Виктор боялся. Он пытался напустить на себя обиженную важность – еще бы, ночь в камере провел, сидит ни за что, – но попытка не удалась. Он дергался, двигал лицом и пытался усесться поудобнее, но удобнее никак не получалось.
– Возможно, вы и сами задавали его себе этой ночью, – продолжал тянуть Курбатов, наслаждаясь его растерянностью. – Этот самый вопрос. А может, и не задавали. Но, как человек неглупый, должны были задать. Ведь вы неглупый человек. Или я ошибаюсь?
– Какой вопрос? – повторил Виктор почти неслышно. – Я не понимаю…
– Вот! – Курбатов воткнул указательный палец в пространство. – Правильно! Не понимаете! В этом-то весь и смысл!
Он, весьма довольный собой, достал из кармана нераспечатанную пачку сигарет, снял прозрачную ленточку и пленку с крышки, надорвал ногтем акцизную марку, открыл крышку и вытянул двумя пальцами квадратик фольги. Полюбовался стройными рядами фильтров, выбрал крайний. Достал сигарету. Размял. Закурил. Глубоко затянулся и выпустил густейший и ароматнейший клуб дыма. А потом уже задал вопрос.
– Вы уверены, что те люди, которых вы так боитесь, не достанут вас за этими толстыми стенами?
Виктор застыл. По всему видно, что этот вопрос он себе еще не успел задать. За толстыми стенами камеры он чувствовал себя глубоко обиженным, но недоступным для всяких вредных воздействий извне. А что, разве может быть иначе?
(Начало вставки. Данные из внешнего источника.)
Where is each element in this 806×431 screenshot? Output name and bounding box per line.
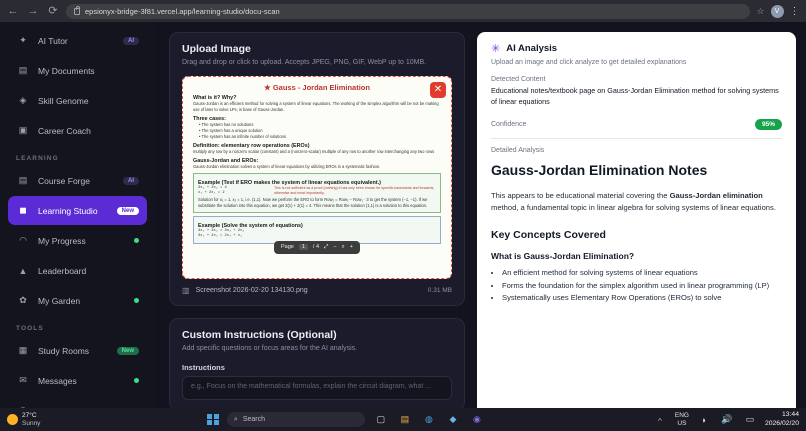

– Может, – просто сказал Курбатов. – Очень может. Вчера с семи вечера до полуночи в это заведение поступило два свежих человека. Сегодня еще трое. У меня есть случайная информация по одному из задержанных – случайная, повторяю, поскольку начальство ИВС не обязано предоставлять мне ее. И этого человека я не опасаюсь. И вам его опасаться не следует. Но что касается остальных, то здесь я ничего не могу гарантировать.
– Они что, пришли специально, чтобы убить меня? – выдавил с жалкой улыбкой Виктор.
– Объясняю. Когда вы попали сюда, они еще были на воле. На воле, – со значением повторил Курбатов. – А вы были задержаны, как подозреваемый. Вы беседовали со следователем. Вы были под давлением. Вы много говорили. И вы наверняка много знаете…
– Но я ничего не говорил!
– Правильно! – хохотнул Курбатов. – Только об этом никому не известно. Ни одной душе. Известно только то, что вы со мной говорили. И полетели, как говорится, малявы… Проверено неоднократно: любая новость из СИЗО или ИВС достигает воли за два часа с небольшим. С воли сюда распоряжения попадают еще быстрее. А кроме распоряжений сюда попадают еще их исполнители. Понимаете, что я хочу сказать?
Виктор с запоздалой реакцией вытер слюну, стекавшую по подбородку. Он понимал.
– Я хотел бы защитить вас. Вы для меня – ценный свидетель. Конечно, вы храните гордое молчание, пытаясь причинить как можно меньше беспокойства убийцам вашей девушки, убийцам вашего друга и, в будущем, – убийцам вас самого… Кстати, как это сказать грамотно, по-русски, не знаете?